A work schedule is the normal hours of work on specific days within a 40-hour work week. Work hours for employees, including salaried and hourly employees, are based on a schedule determined by you. Scheduling work hours includes work days, starting and stopping time, lunches, and breaks. When you are establishing work hours:
- Make sure they comply with policies and contracts.
- Schedule and control them. If you make a change you should consult with the appropriate policy or contract for notice procedures.
- Authorize overtime and keep accurate records. Process payment of overtime promptly.

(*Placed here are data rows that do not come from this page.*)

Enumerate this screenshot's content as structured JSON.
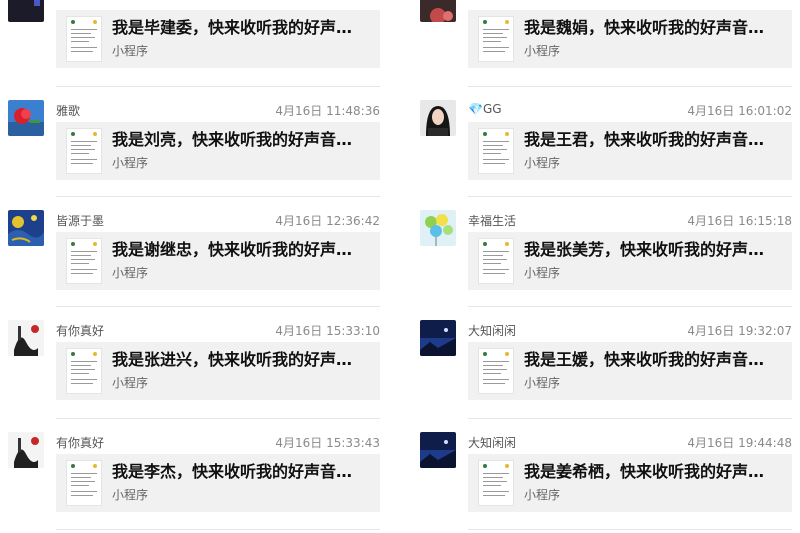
{
  "mini_program_label": "小程序",
  "left": [
    {
      "name": "",
      "time": "",
      "title": "我是毕建委，快来收听我的好声…",
      "avatar": "avatar-dark-icon"
    },
    {
      "name": "雅歌",
      "time": "4月16日 11:48:36",
      "title": "我是刘亮，快来收听我的好声音…",
      "avatar": "rose-avatar-icon"
    },
    {
      "name": "皆源于墨",
      "time": "4月16日 12:36:42",
      "title": "我是谢继忠，快来收听我的好声…",
      "avatar": "starry-night-avatar-icon"
    },
    {
      "name": "有你真好",
      "time": "4月16日 15:33:10",
      "title": "我是张进兴，快来收听我的好声…",
      "avatar": "ink-painting-avatar-icon"
    },
    {
      "name": "有你真好",
      "time": "4月16日 15:33:43",
      "title": "我是李杰，快来收听我的好声音…",
      "avatar": "ink-painting-avatar-icon"
    }
  ],
  "right": [
    {
      "name": "",
      "time": "",
      "title": "我是魏娟，快来收听我的好声音…",
      "avatar": "avatar-partial-icon"
    },
    {
      "name": "💎GG",
      "time": "4月16日 16:01:02",
      "title": "我是王君，快来收听我的好声音…",
      "avatar": "portrait-avatar-icon"
    },
    {
      "name": "幸福生活",
      "time": "4月16日 16:15:18",
      "title": "我是张美芳，快来收听我的好声…",
      "avatar": "balloons-avatar-icon"
    },
    {
      "name": "大知闲闲",
      "time": "4月16日 19:32:07",
      "title": "我是王媛，快来收听我的好声音…",
      "avatar": "night-sky-avatar-icon"
    },
    {
      "name": "大知闲闲",
      "time": "4月16日 19:44:48",
      "title": "我是姜希栖，快来收听我的好声…",
      "avatar": "night-sky-avatar-icon"
    }
  ]
}
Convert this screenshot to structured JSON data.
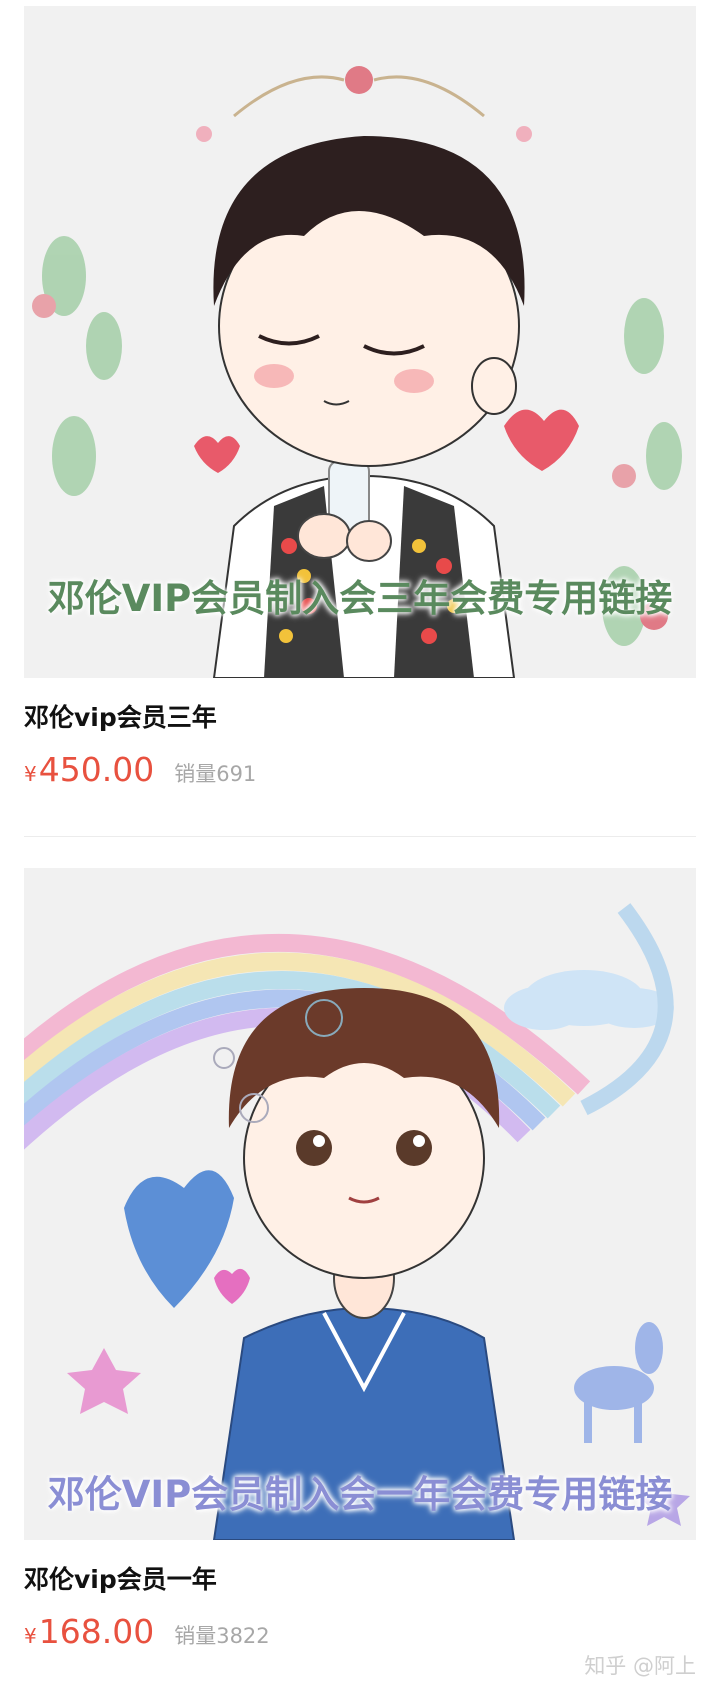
{
  "products": [
    {
      "banner_text": "邓伦VIP会员制入会三年会费专用链接",
      "title": "邓伦vip会员三年",
      "currency": "¥",
      "price": "450.00",
      "sales": "销量691"
    },
    {
      "banner_text": "邓伦VIP会员制入会一年会费专用链接",
      "title": "邓伦vip会员一年",
      "currency": "¥",
      "price": "168.00",
      "sales": "销量3822"
    }
  ],
  "watermark": "知乎 @阿上",
  "colors": {
    "price": "#e8513f",
    "sales": "#a7a7a7",
    "title": "#111111",
    "divider": "#ececec"
  }
}
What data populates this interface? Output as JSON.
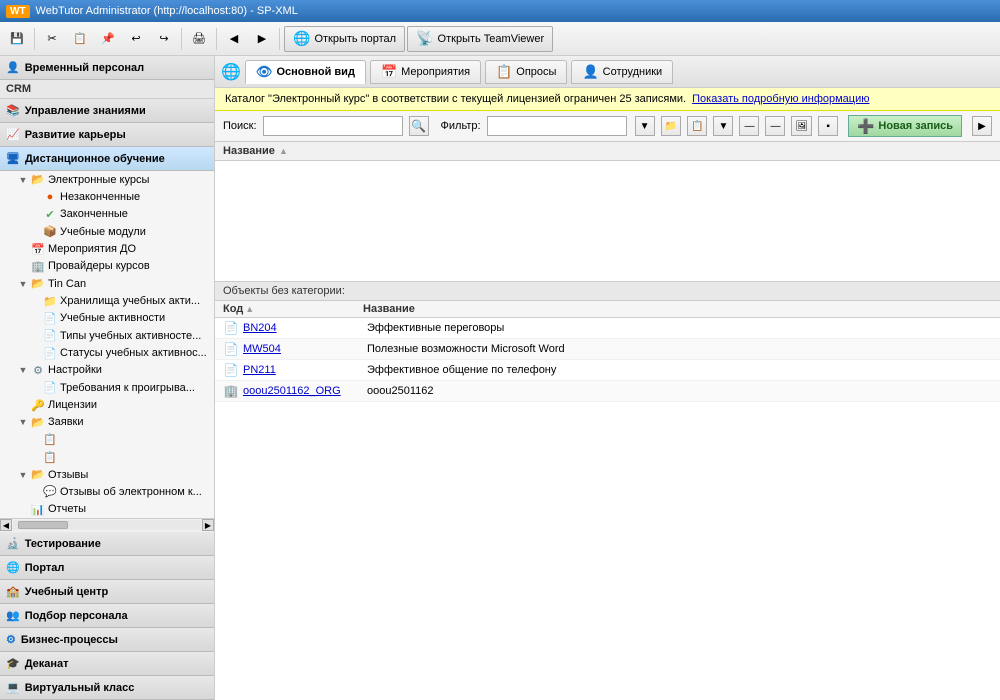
{
  "titlebar": {
    "icon": "WT",
    "title": "WebTutor Administrator (http://localhost:80) - SP-XML"
  },
  "toolbar": {
    "buttons": [
      "save",
      "cut",
      "copy",
      "paste",
      "undo",
      "redo",
      "print",
      "back",
      "forward"
    ],
    "portal_btn": "Открыть портал",
    "teamviewer_btn": "Открыть TeamViewer"
  },
  "sidebar": {
    "sections": [
      {
        "id": "temp-staff",
        "label": "Временный персонал",
        "icon": "person"
      },
      {
        "id": "crm",
        "label": "CRM",
        "type": "group-label"
      },
      {
        "id": "knowledge",
        "label": "Управление знаниями",
        "icon": "book"
      },
      {
        "id": "career",
        "label": "Развитие карьеры",
        "icon": "career"
      },
      {
        "id": "distance",
        "label": "Дистанционное обучение",
        "icon": "distance",
        "expanded": true
      },
      {
        "id": "testing",
        "label": "Тестирование",
        "icon": "test"
      },
      {
        "id": "portal",
        "label": "Портал",
        "icon": "portal"
      },
      {
        "id": "edu-center",
        "label": "Учебный центр",
        "icon": "edu"
      },
      {
        "id": "recruitment",
        "label": "Подбор персонала",
        "icon": "recruit"
      },
      {
        "id": "biz-proc",
        "label": "Бизнес-процессы",
        "icon": "biz"
      },
      {
        "id": "dean",
        "label": "Деканат",
        "icon": "dean"
      },
      {
        "id": "virtual",
        "label": "Виртуальный класс",
        "icon": "virtual"
      }
    ],
    "tree": [
      {
        "id": "e-courses",
        "label": "Электронные курсы",
        "indent": 1,
        "expand": true,
        "icon": "folder-open"
      },
      {
        "id": "unfinished",
        "label": "Незаконченные",
        "indent": 2,
        "icon": "circle-orange"
      },
      {
        "id": "finished",
        "label": "Законченные",
        "indent": 2,
        "icon": "check-green"
      },
      {
        "id": "edu-modules",
        "label": "Учебные модули",
        "indent": 2,
        "icon": "module"
      },
      {
        "id": "events-do",
        "label": "Мероприятия ДО",
        "indent": 1,
        "icon": "event"
      },
      {
        "id": "course-providers",
        "label": "Провайдеры курсов",
        "indent": 1,
        "icon": "provider"
      },
      {
        "id": "tin-can",
        "label": "Tin Can",
        "indent": 1,
        "expand": true,
        "icon": "folder-open"
      },
      {
        "id": "storage",
        "label": "Хранилища учебных акти...",
        "indent": 2,
        "icon": "storage"
      },
      {
        "id": "activities",
        "label": "Учебные активности",
        "indent": 2,
        "icon": "activity"
      },
      {
        "id": "activity-types",
        "label": "Типы учебных активносте...",
        "indent": 2,
        "icon": "type"
      },
      {
        "id": "activity-status",
        "label": "Статусы учебных активнос...",
        "indent": 2,
        "icon": "status"
      },
      {
        "id": "settings",
        "label": "Настройки",
        "indent": 1,
        "expand": true,
        "icon": "gear-folder"
      },
      {
        "id": "requirements",
        "label": "Требования к проигрыва...",
        "indent": 2,
        "icon": "req"
      },
      {
        "id": "licenses",
        "label": "Лицензии",
        "indent": 1,
        "icon": "license"
      },
      {
        "id": "orders",
        "label": "Заявки",
        "indent": 1,
        "expand": true,
        "icon": "folder-orders"
      },
      {
        "id": "order1",
        "label": "",
        "indent": 2,
        "icon": "order-item"
      },
      {
        "id": "order2",
        "label": "",
        "indent": 2,
        "icon": "order-item2"
      },
      {
        "id": "reviews",
        "label": "Отзывы",
        "indent": 1,
        "expand": true,
        "icon": "folder-reviews"
      },
      {
        "id": "e-review",
        "label": "Отзывы об электронном к...",
        "indent": 2,
        "icon": "review-item"
      },
      {
        "id": "reports",
        "label": "Отчеты",
        "indent": 1,
        "icon": "reports"
      }
    ]
  },
  "nav_tabs": [
    {
      "id": "main-view",
      "label": "Основной вид",
      "icon": "eye",
      "active": true
    },
    {
      "id": "events",
      "label": "Мероприятия",
      "icon": "calendar"
    },
    {
      "id": "polls",
      "label": "Опросы",
      "icon": "poll"
    },
    {
      "id": "employees",
      "label": "Сотрудники",
      "icon": "person"
    }
  ],
  "warning": {
    "text": "Каталог \"Электронный курс\" в соответствии с текущей лицензией ограничен 25 записями.",
    "link_text": "Показать подробную информацию"
  },
  "search": {
    "search_label": "Поиск:",
    "search_placeholder": "",
    "filter_label": "Фильтр:",
    "filter_placeholder": "",
    "new_record_label": "Новая запись"
  },
  "col_header": {
    "name_label": "Название",
    "sort_icon": "▲"
  },
  "object_group": {
    "header": "Объекты без категории:",
    "code_label": "Код",
    "name_label": "Название",
    "sort_icon": "▲",
    "rows": [
      {
        "id": "bn204",
        "code": "BN204",
        "name": "Эффективные переговоры",
        "icon": "course"
      },
      {
        "id": "mw504",
        "code": "MW504",
        "name": "Полезные возможности Microsoft Word",
        "icon": "course"
      },
      {
        "id": "pn211",
        "code": "PN211",
        "name": "Эффективное общение по телефону",
        "icon": "course"
      },
      {
        "id": "ooou",
        "code": "ooou2501162_ORG",
        "name": "ooou2501162",
        "icon": "org"
      }
    ]
  },
  "colors": {
    "accent_blue": "#0078d7",
    "warning_bg": "#ffffc0",
    "sidebar_bg": "#f5f5f5",
    "tree_selected": "#0078d7",
    "link_color": "#0000cc"
  }
}
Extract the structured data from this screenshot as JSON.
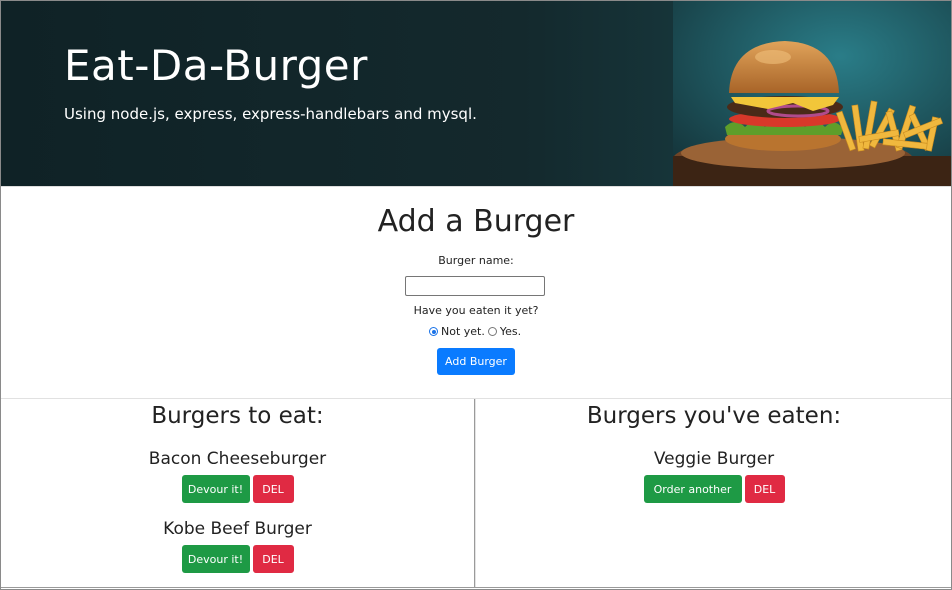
{
  "hero": {
    "title": "Eat-Da-Burger",
    "subtitle": "Using node.js, express, express-handlebars and mysql."
  },
  "add_form": {
    "title": "Add a Burger",
    "name_label": "Burger name:",
    "name_value": "",
    "eaten_question": "Have you eaten it yet?",
    "options": [
      {
        "label": "Not yet.",
        "selected": true
      },
      {
        "label": "Yes.",
        "selected": false
      }
    ],
    "submit_label": "Add Burger"
  },
  "to_eat": {
    "title": "Burgers to eat:",
    "items": [
      {
        "name": "Bacon Cheeseburger",
        "action_label": "Devour it!",
        "delete_label": "DEL"
      },
      {
        "name": "Kobe Beef Burger",
        "action_label": "Devour it!",
        "delete_label": "DEL"
      }
    ]
  },
  "eaten": {
    "title": "Burgers you've eaten:",
    "items": [
      {
        "name": "Veggie Burger",
        "action_label": "Order another",
        "delete_label": "DEL"
      }
    ]
  },
  "colors": {
    "primary": "#0a7bff",
    "success": "#1e9a45",
    "danger": "#e02a43",
    "hero_bg": "#12262a"
  },
  "icons": [
    "radio-button-icon"
  ]
}
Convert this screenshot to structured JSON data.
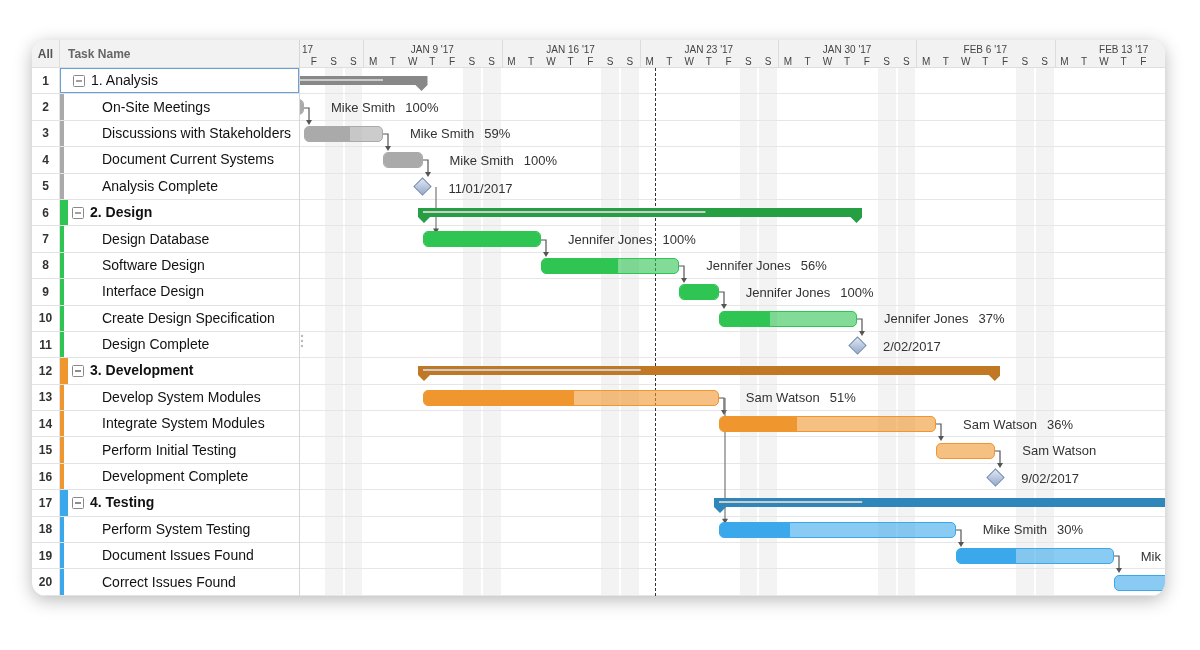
{
  "header": {
    "all_label": "All",
    "name_label": "Task Name"
  },
  "timeline": {
    "weeks": [
      {
        "label": "17",
        "days": [
          "F",
          "S",
          "S"
        ]
      },
      {
        "label": "JAN 9 '17",
        "days": [
          "M",
          "T",
          "W",
          "T",
          "F",
          "S",
          "S"
        ]
      },
      {
        "label": "JAN 16 '17",
        "days": [
          "M",
          "T",
          "W",
          "T",
          "F",
          "S",
          "S"
        ]
      },
      {
        "label": "JAN 23 '17",
        "days": [
          "M",
          "T",
          "W",
          "T",
          "F",
          "S",
          "S"
        ]
      },
      {
        "label": "JAN 30 '17",
        "days": [
          "M",
          "T",
          "W",
          "T",
          "F",
          "S",
          "S"
        ]
      },
      {
        "label": "FEB 6 '17",
        "days": [
          "M",
          "T",
          "W",
          "T",
          "F",
          "S",
          "S"
        ]
      },
      {
        "label": "FEB 13 '17",
        "days": [
          "M",
          "T",
          "W",
          "T",
          "F"
        ]
      }
    ]
  },
  "groups": [
    {
      "number": "1",
      "name": "1. Analysis",
      "color": "#aaaaaa",
      "expanded": true,
      "selected": true,
      "level": 0.8,
      "children": [
        {
          "number": "2",
          "name": "On-Site Meetings",
          "kind": "task",
          "level": 1,
          "resource": "Mike Smith",
          "percent": "100%"
        },
        {
          "number": "3",
          "name": "Discussions with Stakeholders",
          "kind": "task",
          "level": 0.59,
          "resource": "Mike Smith",
          "percent": "59%"
        },
        {
          "number": "4",
          "name": "Document Current Systems",
          "kind": "task",
          "level": 1,
          "resource": "Mike Smith",
          "percent": "100%"
        },
        {
          "number": "5",
          "name": "Analysis Complete",
          "kind": "milestone",
          "label": "11/01/2017",
          "link_to_next_group": true
        }
      ]
    },
    {
      "number": "6",
      "name": "2. Design",
      "color": "#2fc552",
      "expanded": true,
      "selected": false,
      "level": 0.65,
      "children": [
        {
          "number": "7",
          "name": "Design Database",
          "kind": "task",
          "level": 1,
          "resource": "Jennifer Jones",
          "percent": "100%"
        },
        {
          "number": "8",
          "name": "Software Design",
          "kind": "task",
          "level": 0.56,
          "resource": "Jennifer Jones",
          "percent": "56%"
        },
        {
          "number": "9",
          "name": "Interface Design",
          "kind": "task",
          "level": 1,
          "resource": "Jennifer Jones",
          "percent": "100%"
        },
        {
          "number": "10",
          "name": "Create Design Specification",
          "kind": "task",
          "level": 0.37,
          "resource": "Jennifer Jones",
          "percent": "37%"
        },
        {
          "number": "11",
          "name": "Design Complete",
          "kind": "milestone",
          "label": "2/02/2017"
        }
      ]
    },
    {
      "number": "12",
      "name": "3. Development",
      "color": "#f0962e",
      "expanded": true,
      "selected": false,
      "level": 0.38,
      "children": [
        {
          "number": "13",
          "name": "Develop System Modules",
          "kind": "task",
          "level": 0.51,
          "resource": "Sam Watson",
          "percent": "51%",
          "link_to_next_group": true
        },
        {
          "number": "14",
          "name": "Integrate System Modules",
          "kind": "task",
          "level": 0.36,
          "resource": "Sam Watson",
          "percent": "36%"
        },
        {
          "number": "15",
          "name": "Perform Initial Testing",
          "kind": "task",
          "level": 0,
          "resource": "Sam Watson"
        },
        {
          "number": "16",
          "name": "Development Complete",
          "kind": "milestone",
          "label": "9/02/2017"
        }
      ]
    },
    {
      "number": "17",
      "name": "4. Testing",
      "color": "#3aa8ea",
      "expanded": true,
      "selected": false,
      "level": 0.25,
      "children": [
        {
          "number": "18",
          "name": "Perform System Testing",
          "kind": "task",
          "level": 0.3,
          "resource": "Mike Smith",
          "percent": "30%"
        },
        {
          "number": "19",
          "name": "Document Issues Found",
          "kind": "task",
          "level": 0.38,
          "resource": "Mik"
        },
        {
          "number": "20",
          "name": "Correct Issues Found",
          "kind": "task",
          "level": 0
        }
      ]
    }
  ]
}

Flexible Work Arrangements
See also: Flexible Work Arrangements
A variety of flexible work arrangements are permitted under personnel policies and collective bargaining agreements. Many departments have successfully incorporated variations on the traditional 8:00 to 5:00 with lunch from noon to 1:00 schedule. Alternative possibilities are wide-ranging, and include:
- fixed full-time schedules, such as arriving at 7:30 a.m. and leaving at 4:00 p.m., with a half-hour for lunch
- flexible schedules centering on a fixed core, such as varying arrival time between 7:00 a.m. and 9:00 a.m. and departure time between 4:00 p.m. and 6:00 p.m.
- compressed work weeks of fewer than five days, such as working
- four 10-hour days
- part-time work
- job shares (a form of part-time work)
- part-year work, such as 9-, 10-, and 11-month career appointments with corresponding 3-, 2- or 1-month periods of furlough each year
- telecommuting, in which the employee works at home or at an alternate work site part of each week and communicates by phone or by other electronic means
Advantages of Flexible Work Arrangements
The Chancellor encourages you to give serious consideration to employee requests for alternative work arrangements, because flexibility can enable employees to resolve conflicts between their responsibilities at work and at home. By helping employees integrate their personal concerns with their work concerns, you can benefit in the following ways:
- Improved productivity and morale
- Stronger ability to recruit and retain the best employees
- Better economy and efficiency of operations (as when staffing varies based on peaks and valleys of activity, or space is freed up as a result of telecommuting)
- A more creative and motivating work environment
Although flexible arrangements are encouraged, they are not an employee right. You have the approval authority, and should only approve requests that will not be detrimental to your departmental operations. Many times, however, a request that may at first seem unworkable turns out to be quite feasible after careful study and perhaps some minor adjustments. For example, an employee may want to arrive at 7:00 and leave at 4:00, yet you know the services which the employee provides must continue to be available until 5:00. Perhaps another employee in the unit prefers to work a late schedule, arriving at 9:00 and leaving at 6:00. By approving both schedules in tandem, you may actually be able to extend the department's hours from 7:00 to 6:00, and thus improve service.
Your Employee Relations Consultant can help you review employee requests to look for ways to maintain departmental operations and minimize liability. For example, you will need to assure that employees who are eligible for premium overtime do not actually work more than 40 hours in a week. Telecommuting arrangements in particular present a number of liability issues, which your Employee Relations Specialist can help you minimize.